Corruption in rationing electricity: Minister vows action against perpetratorsEnergy Minister Barsha Man Pun has said the government would investigate the policy-level corruption in rationing electricity in the past and take action against the guilty.
Energy Minister Barsha Man Pun has said the government would investigate the policy-level corruption in rationing electricity in the past and take action against the guilty. At a press meet in Kathmandu on Sunday, Pun said he had received information about some serious cases of corruption. “Despite erratic power supply in the past, some big industries were supplied power while keeping people in the dark, literally,” said Minister Pun. “The guilty should be brought to justice so that such activities do not repeat in the future.”
Nepal Electricity Authority has said there is no power outage in any part of the country at the moment. Former energy minister Janardan Sharma and NEA Managing Director Kulman Ghising had worked together to end power cuts in Kathmandu Valley from the day of Laxmi Puja, the festival of lights, in 2016. Gradually, the entire country got regular power supply.
While people faced power cuts up to 17 hours daily in the past, some big industries enjoyed uninterrupted supply.

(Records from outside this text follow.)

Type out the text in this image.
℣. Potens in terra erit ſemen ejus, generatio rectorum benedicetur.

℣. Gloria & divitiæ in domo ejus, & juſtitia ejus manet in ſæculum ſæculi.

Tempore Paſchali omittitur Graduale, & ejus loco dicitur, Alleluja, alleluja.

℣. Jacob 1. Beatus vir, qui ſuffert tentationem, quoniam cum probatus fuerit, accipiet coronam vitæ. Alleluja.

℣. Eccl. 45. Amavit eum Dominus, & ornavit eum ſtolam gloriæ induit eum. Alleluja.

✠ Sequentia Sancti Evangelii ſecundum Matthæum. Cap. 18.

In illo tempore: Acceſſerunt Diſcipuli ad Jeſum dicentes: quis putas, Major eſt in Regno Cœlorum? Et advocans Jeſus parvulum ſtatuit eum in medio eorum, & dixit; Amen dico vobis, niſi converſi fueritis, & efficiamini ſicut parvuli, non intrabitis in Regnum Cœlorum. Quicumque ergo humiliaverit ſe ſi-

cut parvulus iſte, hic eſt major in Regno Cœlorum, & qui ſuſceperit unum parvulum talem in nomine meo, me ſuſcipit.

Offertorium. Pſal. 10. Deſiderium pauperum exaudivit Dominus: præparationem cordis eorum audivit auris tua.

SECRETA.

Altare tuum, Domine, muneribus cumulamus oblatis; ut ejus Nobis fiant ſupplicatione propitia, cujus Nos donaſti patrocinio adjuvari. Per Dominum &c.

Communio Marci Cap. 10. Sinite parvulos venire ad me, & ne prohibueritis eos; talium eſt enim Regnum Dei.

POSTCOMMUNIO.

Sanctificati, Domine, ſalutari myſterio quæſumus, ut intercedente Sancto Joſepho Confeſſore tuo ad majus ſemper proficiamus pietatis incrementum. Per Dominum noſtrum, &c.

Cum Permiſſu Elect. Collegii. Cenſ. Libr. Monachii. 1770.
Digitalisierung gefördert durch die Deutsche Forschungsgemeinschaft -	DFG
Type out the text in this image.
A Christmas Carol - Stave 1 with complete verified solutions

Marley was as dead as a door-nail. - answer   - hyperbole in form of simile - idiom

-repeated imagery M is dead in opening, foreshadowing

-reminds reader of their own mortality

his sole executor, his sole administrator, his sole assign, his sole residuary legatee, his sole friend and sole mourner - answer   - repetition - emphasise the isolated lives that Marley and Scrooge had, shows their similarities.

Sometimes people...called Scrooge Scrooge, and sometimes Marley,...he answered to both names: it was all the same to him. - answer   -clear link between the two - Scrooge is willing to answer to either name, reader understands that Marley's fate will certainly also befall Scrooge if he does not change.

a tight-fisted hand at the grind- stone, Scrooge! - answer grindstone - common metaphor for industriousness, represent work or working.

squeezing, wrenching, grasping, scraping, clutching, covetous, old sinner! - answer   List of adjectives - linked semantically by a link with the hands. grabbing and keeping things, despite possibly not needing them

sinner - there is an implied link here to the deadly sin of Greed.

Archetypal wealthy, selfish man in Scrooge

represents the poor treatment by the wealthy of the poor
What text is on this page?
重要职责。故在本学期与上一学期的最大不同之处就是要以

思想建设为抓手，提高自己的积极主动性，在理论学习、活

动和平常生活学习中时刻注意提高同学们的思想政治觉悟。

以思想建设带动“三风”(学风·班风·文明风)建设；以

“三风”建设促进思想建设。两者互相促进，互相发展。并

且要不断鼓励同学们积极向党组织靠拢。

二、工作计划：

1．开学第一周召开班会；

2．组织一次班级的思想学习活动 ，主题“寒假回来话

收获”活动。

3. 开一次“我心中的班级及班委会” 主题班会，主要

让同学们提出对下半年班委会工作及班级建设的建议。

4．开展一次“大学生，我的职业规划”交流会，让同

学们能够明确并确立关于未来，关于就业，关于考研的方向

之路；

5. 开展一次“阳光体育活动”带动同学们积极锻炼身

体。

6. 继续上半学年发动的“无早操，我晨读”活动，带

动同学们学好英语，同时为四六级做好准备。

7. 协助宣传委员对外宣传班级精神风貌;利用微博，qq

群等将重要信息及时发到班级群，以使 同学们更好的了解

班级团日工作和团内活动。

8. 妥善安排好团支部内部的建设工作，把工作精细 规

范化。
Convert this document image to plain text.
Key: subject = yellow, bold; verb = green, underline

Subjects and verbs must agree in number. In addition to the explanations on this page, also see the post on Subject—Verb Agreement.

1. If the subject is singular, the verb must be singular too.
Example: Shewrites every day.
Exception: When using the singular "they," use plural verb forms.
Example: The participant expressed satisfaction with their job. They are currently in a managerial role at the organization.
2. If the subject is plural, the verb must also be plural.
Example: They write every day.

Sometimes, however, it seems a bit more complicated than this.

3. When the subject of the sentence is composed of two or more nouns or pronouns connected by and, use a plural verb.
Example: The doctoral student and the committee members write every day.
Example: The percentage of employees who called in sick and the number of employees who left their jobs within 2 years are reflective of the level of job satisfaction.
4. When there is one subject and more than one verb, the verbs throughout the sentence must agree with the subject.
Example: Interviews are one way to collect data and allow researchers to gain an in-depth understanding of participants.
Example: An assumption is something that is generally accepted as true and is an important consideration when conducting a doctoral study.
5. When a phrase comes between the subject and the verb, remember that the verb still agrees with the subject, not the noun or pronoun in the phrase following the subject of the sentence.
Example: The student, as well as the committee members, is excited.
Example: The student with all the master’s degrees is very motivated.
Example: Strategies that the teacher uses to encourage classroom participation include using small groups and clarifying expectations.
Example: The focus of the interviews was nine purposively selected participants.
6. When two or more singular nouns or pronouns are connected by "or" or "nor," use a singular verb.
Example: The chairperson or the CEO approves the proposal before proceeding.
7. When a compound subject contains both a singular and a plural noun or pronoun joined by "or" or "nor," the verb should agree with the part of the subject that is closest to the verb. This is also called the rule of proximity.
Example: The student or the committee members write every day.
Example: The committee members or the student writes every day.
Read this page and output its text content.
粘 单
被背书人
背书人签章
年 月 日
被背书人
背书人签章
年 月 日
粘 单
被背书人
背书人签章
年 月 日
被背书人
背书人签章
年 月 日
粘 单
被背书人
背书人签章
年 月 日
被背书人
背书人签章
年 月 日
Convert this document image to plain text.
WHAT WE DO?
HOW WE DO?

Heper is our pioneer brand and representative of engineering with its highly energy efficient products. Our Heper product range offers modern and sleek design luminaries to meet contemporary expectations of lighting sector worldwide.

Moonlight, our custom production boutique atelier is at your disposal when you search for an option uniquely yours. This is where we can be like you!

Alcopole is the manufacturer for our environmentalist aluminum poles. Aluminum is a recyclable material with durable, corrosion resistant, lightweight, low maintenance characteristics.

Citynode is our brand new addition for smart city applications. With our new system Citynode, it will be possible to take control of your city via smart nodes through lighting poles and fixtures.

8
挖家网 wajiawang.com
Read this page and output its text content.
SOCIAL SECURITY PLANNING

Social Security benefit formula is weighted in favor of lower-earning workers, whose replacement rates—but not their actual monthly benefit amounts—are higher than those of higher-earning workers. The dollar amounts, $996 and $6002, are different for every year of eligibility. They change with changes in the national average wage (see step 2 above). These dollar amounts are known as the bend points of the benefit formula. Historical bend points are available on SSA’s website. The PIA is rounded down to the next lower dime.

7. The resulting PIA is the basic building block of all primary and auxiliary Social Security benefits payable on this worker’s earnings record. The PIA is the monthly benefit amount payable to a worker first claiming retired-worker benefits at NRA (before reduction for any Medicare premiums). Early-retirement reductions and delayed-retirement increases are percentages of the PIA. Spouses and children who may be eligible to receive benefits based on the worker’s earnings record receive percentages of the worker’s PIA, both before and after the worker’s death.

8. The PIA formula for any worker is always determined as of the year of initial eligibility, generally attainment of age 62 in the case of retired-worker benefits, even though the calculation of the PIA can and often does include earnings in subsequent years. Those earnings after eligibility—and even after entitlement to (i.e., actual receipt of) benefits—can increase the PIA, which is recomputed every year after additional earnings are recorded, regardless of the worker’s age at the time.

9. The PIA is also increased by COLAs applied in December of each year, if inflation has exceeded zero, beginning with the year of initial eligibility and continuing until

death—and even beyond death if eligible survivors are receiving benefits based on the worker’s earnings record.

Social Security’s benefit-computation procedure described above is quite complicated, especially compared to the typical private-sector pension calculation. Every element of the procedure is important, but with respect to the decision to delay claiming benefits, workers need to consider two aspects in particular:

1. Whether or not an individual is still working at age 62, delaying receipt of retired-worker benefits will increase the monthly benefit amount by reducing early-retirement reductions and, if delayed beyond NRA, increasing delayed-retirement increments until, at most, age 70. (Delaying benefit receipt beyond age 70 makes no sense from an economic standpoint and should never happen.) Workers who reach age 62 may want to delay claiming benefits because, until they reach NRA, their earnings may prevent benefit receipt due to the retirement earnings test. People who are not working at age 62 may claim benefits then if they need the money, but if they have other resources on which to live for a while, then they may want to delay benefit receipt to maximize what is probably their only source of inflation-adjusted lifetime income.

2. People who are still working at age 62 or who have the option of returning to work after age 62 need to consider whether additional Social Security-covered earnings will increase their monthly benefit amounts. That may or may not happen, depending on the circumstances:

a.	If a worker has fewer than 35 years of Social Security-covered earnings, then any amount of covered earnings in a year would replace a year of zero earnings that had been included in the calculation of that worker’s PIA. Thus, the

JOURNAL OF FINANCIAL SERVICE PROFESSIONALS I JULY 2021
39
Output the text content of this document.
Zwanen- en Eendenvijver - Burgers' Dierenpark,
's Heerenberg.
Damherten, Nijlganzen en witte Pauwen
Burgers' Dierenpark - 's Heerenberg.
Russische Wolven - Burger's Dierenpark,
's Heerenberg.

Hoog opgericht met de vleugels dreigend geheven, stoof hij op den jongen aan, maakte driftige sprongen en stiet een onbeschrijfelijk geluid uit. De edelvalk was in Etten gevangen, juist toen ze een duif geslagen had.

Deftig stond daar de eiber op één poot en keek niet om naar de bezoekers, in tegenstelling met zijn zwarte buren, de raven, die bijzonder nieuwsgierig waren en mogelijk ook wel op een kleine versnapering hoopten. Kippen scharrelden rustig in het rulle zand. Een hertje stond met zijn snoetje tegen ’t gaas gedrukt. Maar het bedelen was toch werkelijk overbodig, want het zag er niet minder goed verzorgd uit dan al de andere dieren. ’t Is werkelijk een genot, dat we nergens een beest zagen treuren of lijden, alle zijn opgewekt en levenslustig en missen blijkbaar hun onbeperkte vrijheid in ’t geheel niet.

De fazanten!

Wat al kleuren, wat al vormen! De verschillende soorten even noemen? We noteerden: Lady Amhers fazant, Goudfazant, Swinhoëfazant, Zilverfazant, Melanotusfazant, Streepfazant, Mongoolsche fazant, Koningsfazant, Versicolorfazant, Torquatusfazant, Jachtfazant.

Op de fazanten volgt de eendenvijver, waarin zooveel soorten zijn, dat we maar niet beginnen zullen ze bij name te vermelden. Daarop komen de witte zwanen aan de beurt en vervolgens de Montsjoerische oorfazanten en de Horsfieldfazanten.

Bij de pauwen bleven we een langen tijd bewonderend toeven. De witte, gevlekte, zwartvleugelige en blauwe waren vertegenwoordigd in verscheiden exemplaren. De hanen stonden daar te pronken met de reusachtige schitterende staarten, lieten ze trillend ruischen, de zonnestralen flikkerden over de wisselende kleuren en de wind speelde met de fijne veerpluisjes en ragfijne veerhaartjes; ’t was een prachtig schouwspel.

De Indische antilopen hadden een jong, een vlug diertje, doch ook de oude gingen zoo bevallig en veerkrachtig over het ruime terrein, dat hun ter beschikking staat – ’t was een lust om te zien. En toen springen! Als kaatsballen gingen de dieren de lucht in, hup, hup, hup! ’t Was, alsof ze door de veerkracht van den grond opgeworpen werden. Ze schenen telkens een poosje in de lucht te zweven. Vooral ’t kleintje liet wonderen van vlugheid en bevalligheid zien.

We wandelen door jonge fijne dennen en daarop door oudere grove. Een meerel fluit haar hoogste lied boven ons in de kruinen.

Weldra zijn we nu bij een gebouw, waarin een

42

An investigative report by the Centre for Investigative Journalism, Nepal, has blown the lid off the decade-long rationing of power. According to the report, the NEA supplied four to six megawatt power round-the-clock to the Hetauda-based Shivam Cement factory while the general public reeled under power cuts up to 14 hours a day during the winter of 2013. The report states that around three dozen industries had access to dedicated feeders while people’s households received no electricity.
Despite an increase in power import from India and the growth in domestic output, the NEA still faces a power crisis. Pun attributed addition of more power to the grid and supply management for the end to load-shedding.